Figure 1. Segments for Translation

You can enable "Show Markup" in the workbench to display the markup segments, which are hidden by default. "Show Markup" is not available for all file types. In cases where it is not, the markup is verbose and would not provide useful information.

Figure 2. Segments with Show Markup Enabled

WorldServer processes markup first, segmenting the asset, before the delimiters are processed.

  • Handling Markup

    To determine what to present in translation segments, file types take into account things such as markup, formatting attributes, and metadata.

    In some cases, as for HTML, you can add user-defined elements and attributes, and specify the conditions in which they can be translated.

  • Other Options for Controlling Segmentation
    WorldServer application file types give you control over what segments are presented for translation in other formats, such as Microsoft Office, Adobe FrameMaker, and Adobe InDesign. For example:
    • For Microsoft Word and RTF file formats, you can specify text to exclude from translation based on the text style.
    • For Adobe FrameMaker, you can extract and translate content and text from formats such as autonumbers, text insets, and conditional text.
    • For Adobe InDesign, you can include the content of hidden layers for translation.
  • Workbench Presentation of Segments

    After an asset is segmented, if it is associated with a translation memory, it is leveraged against that TM, and a match score is assigned to each segment. By default, all text segments are displayed when you open the asset in a workbench. However, you can narrow the view of which segments are presented by a view category like "All except ICE and 100%", "All non-translated", "All with comments", or "All pending review". These "views" are sometimes referred to as filters because they filter out data. However, you should not confuse them with the file types that are applied during segmentation.

  • Sentence Breaking

    After the file type processes markup, it further segments the asset, looking for "sentence breaking" delimiters.

    When you open a text file, which has minimal markup, segments basically are sentences, delimited by periods (or question and exclamation marks). When the file type comes to one of these, it ends the segment. The Text File Type also lets you specify structure and inline patterns to use.

    If the file contains markup in addition to text, the segmentation process first segments based on the markup, then it makes another pass based on the "sentence breaking" delimiters. For example, the HTML 4 File Type extracts everything in a paragraph (<p>) element first, then breaks up sentences in the paragraph if it contains more than one sentence.

Decomposing the Asset: Formatting Encodings

File types offer control over how formatting encodings such as entities are handled.

In the entities example, a configuration option (in the XML File Type family and HTML 4 File Type) lets you "register" entities. If you register an entity it will always be presented as a character (for example, "<"). To have it presented as an entity (for example, "&lt;"), you should not register it. You can also control how these entities are handled when you save the asset. See the "XML Entity Conversion Settings" topic for more information about handling entities.

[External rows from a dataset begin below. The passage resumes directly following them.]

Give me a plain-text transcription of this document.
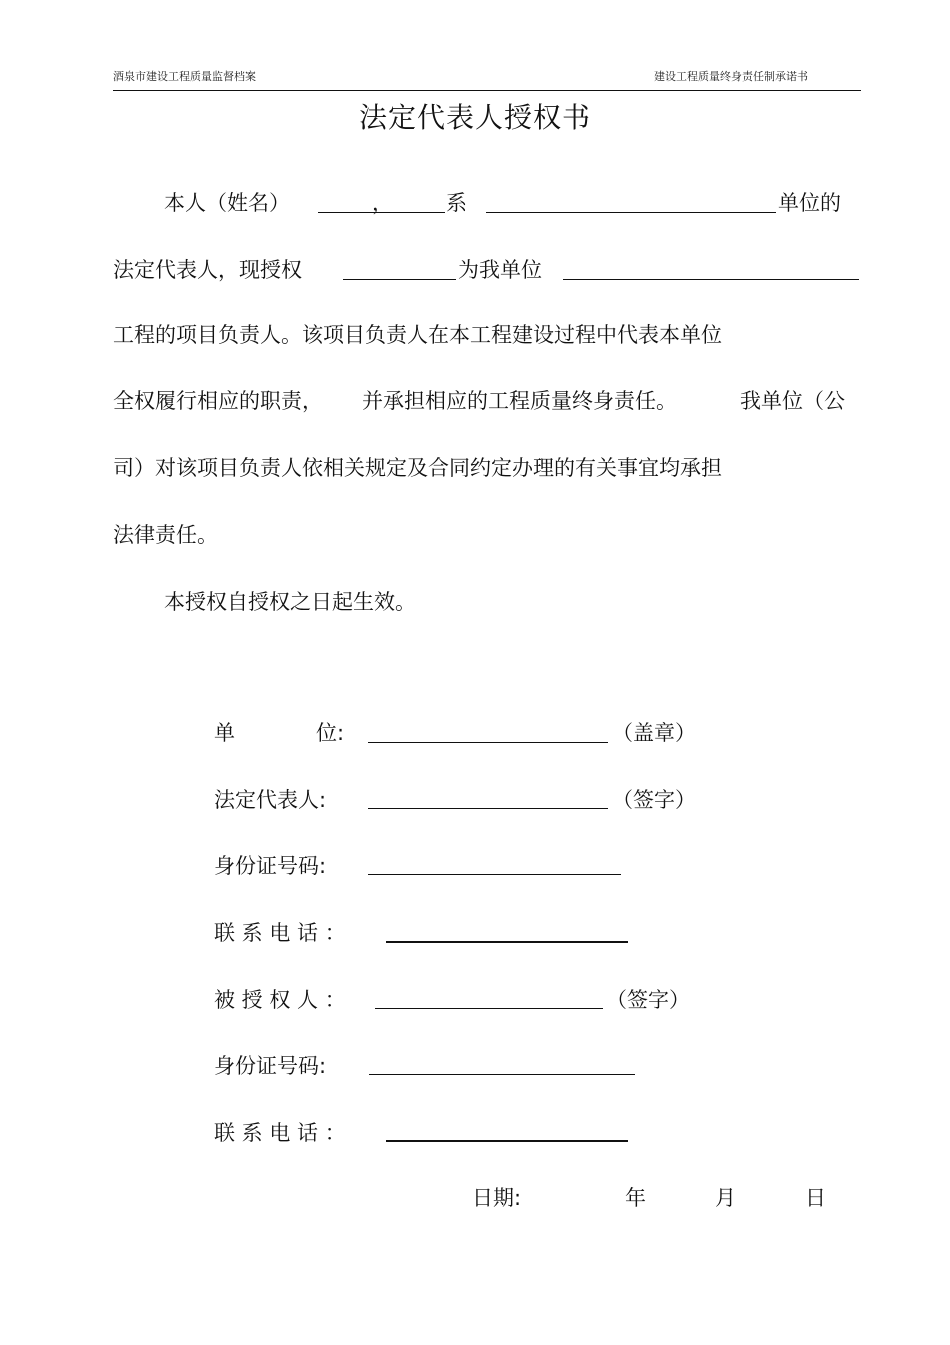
酒泉市建设工程质量监督档案	建设工程质量终身责任制承诺书
法定代表人授权书
本人（姓名）	，	系	单位的
法定代表人，现授权	为我单位
工程的项目负责人。该项目负责人在本工程建设过程中代表本单位
全权履行相应的职责， 并承担相应的工程质量终身责任。	我单位（公
司）对该项目负责人依相关规定及合同约定办理的有关事宜均承担
法律责任。
本授权自授权之日起生效。
单	位:	（盖章）
法定代表人:	（签字）
身份证号码:
联 系 电 话 ：
被 授 权 人 ：	（签字）
身份证号码:
联 系 电 话 ：
日期:	年	月	日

Recomposing the Asset: Saved Targets

WorldServer also offers control over how the segments should be handled when it recomposes the target segments into a formatted asset after you save the asset in Browser Workbench. The following are just some of the options handled by file types:

  • For the XML and XHTML formats, you can use the Writer Settings page to have the file type insert language information via the XML LANG attribute when generating target documents. The value of the LANG attribute is determined by the target locale.
  • By default, the XML validation page checks the schema validation when it verifies the target asset. You can opt not to validate the XML. For example, when the XML contains references to external entities, it causes this check to fail, causing the format processing to stop.
  • The Adobe FrameMaker and Microsoft Office formats have a Font Mapping feature for specifying what fonts are used in the target asset. You enter the name of the font you wish to map, then enter the name of a corresponding font for every language in which you wish font translation to occur.